Lost in Transmission: When and Why LLMs Fail to Reason Globally

large-language-models › reasoning
📄 Abstract

Abstract: Despite their many successes, transformer-based large language models (LLMs) continue to struggle with tasks that require complex reasoning over large parts of their input. We argue that these failures arise due to capacity limits on the accurate flow of information within LLMs. To formalize this issue, we introduce the bounded attention prefix oracle (BAPO) model, a new computational framework that models bandwidth constraints on attention heads, the mechanism for internal communication in LLMs. We show that several important reasoning problems like graph reachability require high communication bandwidth for BAPOs to solve; we call these problems BAPO-hard. Our experiments corroborate our theoretical predictions: GPT-4o, Claude, and Gemini succeed on BAPO-easy tasks and fail even on relatively small BAPO-hard tasks. BAPOs also reveal another benefit of chain of thought (CoT): we prove that breaking down a task using CoT can turn any BAPO-hard problem into a BAPO-easy one.
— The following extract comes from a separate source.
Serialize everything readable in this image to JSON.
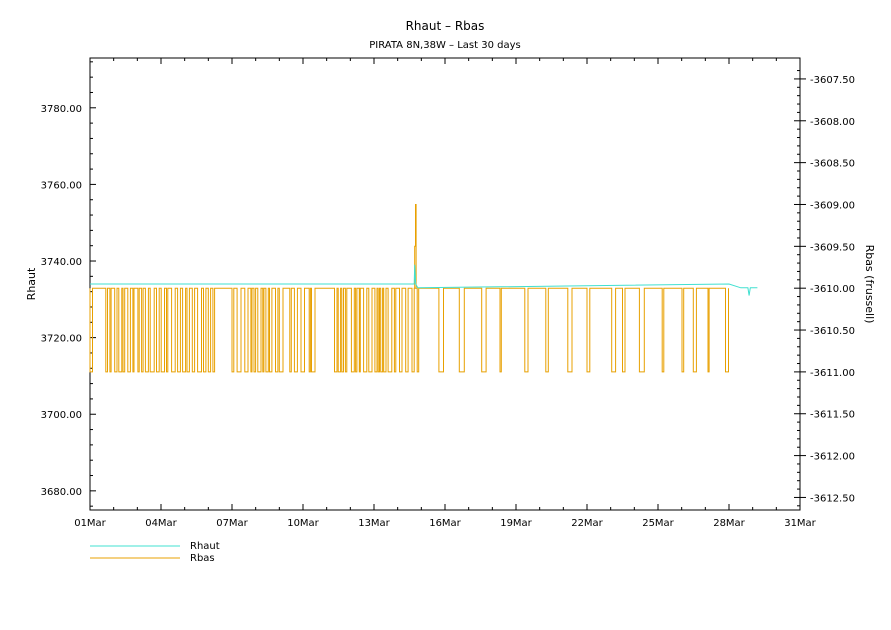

Our results offer principled explanations for key LLM failures and suggest directions for architectures and inference methods that mitigate bandwidth limits.
Authors (4)
Tobias Schnabel
Kiran Tomlinson
Adith Swaminathan
Jennifer Neville
Submitted
May 13, 2025
arXiv Category
cs.AI
arXiv PDF

Key Contributions

This paper identifies that LLM failures in complex reasoning stem from capacity limits on information flow within transformers. It introduces the Bounded Attention Prefix Oracle (BAPO) model to formalize bandwidth constraints on attention heads, defines 'BAPO-hard' problems, and shows that current LLMs fail on these. The work also demonstrates how Chain of Thought (CoT) can simplify BAPO-hard problems.

Business Value

Helps developers understand and mitigate limitations in LLMs for tasks requiring deep reasoning, leading to more reliable AI applications.